Terraform Enterprise only: Use the terraform-bundle tool to add custom providers to a custom Terraform version. This keeps custom providers out of your configuration repos entirely, and is easier to update when many workspaces use the same provider.

Installing Additional Tools

Avoid Installing Extra Software

Whenever possible, don't install software on the worker. There are a number of reasons for this:

Provisioners are a last resort in Terraform; they greatly increase the risk of creating unknown states with unmanaged and partially-managed infrastructure, and the local-exec provisioner is especially hazardous. The Terraform CLI docs on provisioners explain the hazards in more detail, with more information about the preferred alternatives. (In summary: use Packer, use cloud-init, try to make your infrastructure more immutable, and always prefer real provider features.)
We don't guarantee the stability of the operating system on the Terraform build workers. It's currently the latest version of Ubuntu LTS, but we reserve the right to change that at any time.
The build workers are disposable and are destroyed after each use, which makes managing extra software even more complex than when running Terraform CLI in a persistent environment.
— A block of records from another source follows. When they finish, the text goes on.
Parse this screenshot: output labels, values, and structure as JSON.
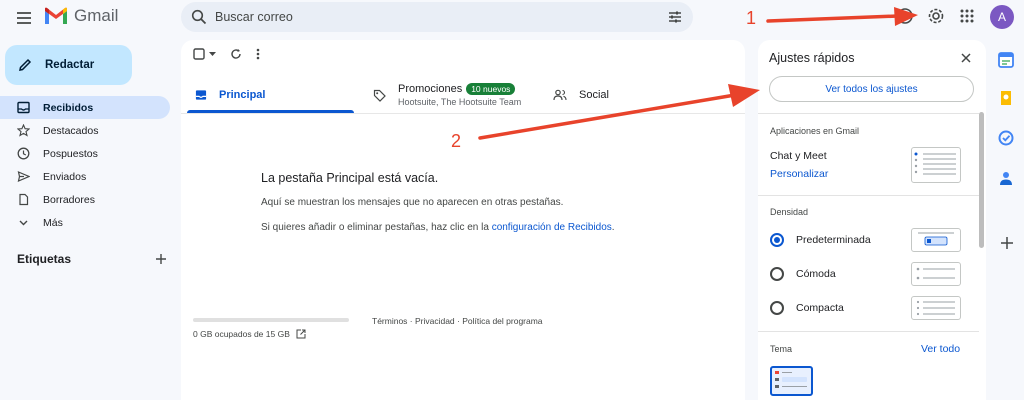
{
  "header": {
    "app_name": "Gmail",
    "search_placeholder": "Buscar correo",
    "avatar_letter": "A"
  },
  "sidebar": {
    "compose_label": "Redactar",
    "items": [
      {
        "label": "Recibidos",
        "icon": "inbox-icon",
        "active": true
      },
      {
        "label": "Destacados",
        "icon": "star-icon"
      },
      {
        "label": "Pospuestos",
        "icon": "clock-icon"
      },
      {
        "label": "Enviados",
        "icon": "send-icon"
      },
      {
        "label": "Borradores",
        "icon": "draft-icon"
      },
      {
        "label": "Más",
        "icon": "chevron-down-icon"
      }
    ],
    "labels_title": "Etiquetas"
  },
  "tabs": [
    {
      "label": "Principal",
      "icon": "inbox-icon",
      "active": true
    },
    {
      "label": "Promociones",
      "badge": "10 nuevos",
      "subtitle": "Hootsuite, The Hootsuite Team",
      "icon": "tag-icon"
    },
    {
      "label": "Social",
      "icon": "people-icon"
    }
  ],
  "empty_state": {
    "title": "La pestaña Principal está vacía.",
    "line1": "Aquí se muestran los mensajes que no aparecen en otras pestañas.",
    "line2_prefix": "Si quieres añadir o eliminar pestañas, haz clic en la ",
    "line2_link": "configuración de Recibidos",
    "line2_suffix": "."
  },
  "footer": {
    "storage": "0 GB ocupados de 15 GB",
    "storage_used_fraction": 0,
    "links": "Términos · Privacidad · Política del programa"
  },
  "quick_settings": {
    "title": "Ajustes rápidos",
    "see_all": "Ver todos los ajustes",
    "apps_section": "Aplicaciones en Gmail",
    "chat_meet": "Chat y Meet",
    "customize": "Personalizar",
    "density_section": "Densidad",
    "density_options": [
      {
        "label": "Predeterminada",
        "selected": true
      },
      {
        "label": "Cómoda",
        "selected": false
      },
      {
        "label": "Compacta",
        "selected": false
      }
    ],
    "theme_section": "Tema",
    "see_all_themes": "Ver todo"
  },
  "annotations": {
    "label1": "1",
    "label2": "2",
    "color": "#e8432b"
  },
  "colors": {
    "accent": "#0b57d0",
    "compose_bg": "#c2e7ff",
    "active_nav_bg": "#d3e3fd",
    "badge_green": "#188038"
  }
}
Custom software must be installed on every run, which also increases run times.

Only Install Standalone Binaries

Terraform Cloud does not allow you to elevate a command's permissions with sudo during Terraform runs. This means you cannot install packages using the worker OS's normal package management tools. However, you can install and execute standalone binaries in Terraform's working directory.

You have two options for getting extra software into the configuration directory:

Include it in the configuration repository as a submodule. (Make sure the workspace is configured to clone submodules.)

Use local-exec to download it with curl. For example:

resource "aws_instance" "example" {
  ami           = "${var.ami}"
  instance_type = "t2.micro"
  provisioner "local-exec" {
    command = <<EOH
curl -o jq https://github.com/stedolan/jq/releases/download/jq-1.6/jq-linux64
chmod 0755 jq
# Do some kind of JSON processing with ./jq
EOH
  }
}

When downloading software with local-exec, try to associate the provisioner block with the resource(s) that the software will interact with. If you use a null resource with a local-exec provisioner, you must ensure it can be properly configured with triggers. Otherwise, a null resource with the local-exec provisioner will only install software on the initial run where the null_resource is created. The null_resource will not be automatically recreated in subsequent runs and the related software won't be installed, which may cause runs to encounter errors.

Note: Terraform Enterprise instances can be configured to allow sudo commands during Terraform runs. However, even when sudo is allowed, using the worker OS's package tools during runs is still usually a bad idea. You will have a much better experience if you can move your provisioner actions into a custom provider or an immutable machine image.